DISCA: A Digital In-memory Stochastic Computing Architecture Using A Compressed Bent-Pyramid Format

TL;DR

This work introduces DISCA, a Digital In-SRAM Stochastic Computing architecture tailored for matrix-matrix multiplication in AI workloads. By employing a compressed BP8 Bent-Pyramid data format and bitline computing, DISCA achieves in-memory stochastic multiplication with a binary accumulation back-end, avoiding the heavy decoders and microcontrollers typical of digital IMC. Hardware results at 180 nm demonstrate 3.59 TOPS/W per bit at 500 MHz for a 128 KB engine, with substantial potential for improvement when scaling to advanced nodes (two orders of magnitude).
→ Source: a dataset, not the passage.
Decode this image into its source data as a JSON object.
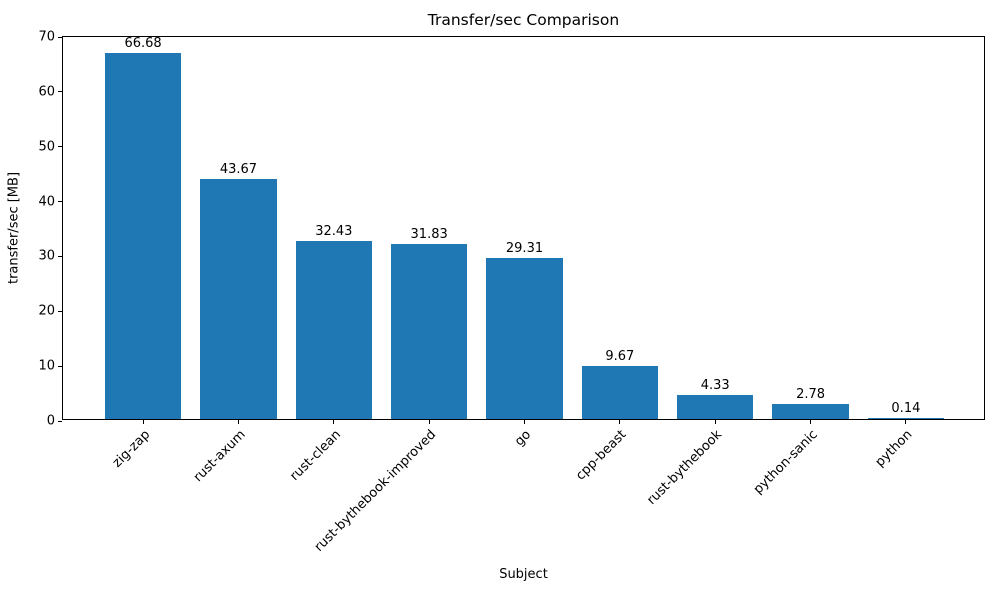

DISCA leverages conventional CMOS technology, reducing reliance on emerging devices while delivering high throughput and energy efficiency, making it a promising path to address memory-bandwidth and energy challenges in edge AI and beyond.

Abstract

Nowadays, we are witnessing an Artificial Intelligence revolution that dominates the technology landscape in various application domains, such as healthcare, robotics, automotive, security, and defense. Massive-scale AI models, which mimic the human brain's functionality, typically feature millions and even billions of parameters through data-intensive matrix multiplication tasks. While conventional Von-Neumann architectures struggle with the memory wall and the end of Moore's Law, these AI applications are migrating rapidly towards the edge, such as in robotics and unmanned aerial vehicles for surveillance, thereby adding more constraints to the hardware budget of AI architectures at the edge. Although in-memory computing has been proposed as a promising solution for the memory wall, both analog and digital in-memory computing architectures suffer from substantial degradation of the proposed benefits due to various design limitations. We propose a new digital in-memory stochastic computing architecture, DISCA, utilizing a compressed version of the quasi-stochastic Bent-Pyramid data format. DISCA inherits the same computational simplicity of analog computing, while preserving the same scalability, productivity, and reliability of digital systems. Post-layout modeling results of DISCA show an energy efficiency of 3.59 TOPS/W per bit at 500 MHz using a commercial 180nm CMOS technology. Therefore, DISCA significantly improves the energy efficiency for matrix multiplication workloads by orders of magnitude if scaled and compared to its counterpart architectures.

Paper Structure

This paper contains 9 sections, 5 figures.

Figures (5)

  • Figure 1: A compressed 8-bit Version of Bent-Pyramid datasets, achieving the same 10-bit Bent-Pyramid functionality.
  • Figure 2: In-memory computing for matrix-matrix multiplication: (a) an example of matrix-matrix multiplication workload including the micro-algorithm, where input matrix $L$ is multiplied by weight matrix $U$ to generate the output matrix $O$; (b) digital in-memory computing architecture for binary-based computing; (c) the proposed DISCA architecture for matrix-matrix multiplication using in-situ stochastic multiplication and near-memory binary accumulation.
  • Figure 3: An 8CX128R SRAM core slice, including the layout of 8x8 6T bitcells macro, pre-charge circuitry, write drivers, and sense-amplifiers.
  • Figure 4: Simulations of eight read operations for different 8-bit values stored in the SRAM core.
  • Figure 5: Simulation results of SC multiplication using the bitline computing approach where the upper matrix $U$ and lower matrix $L$ are logically represented by even wordlines and odd wordlines respectively.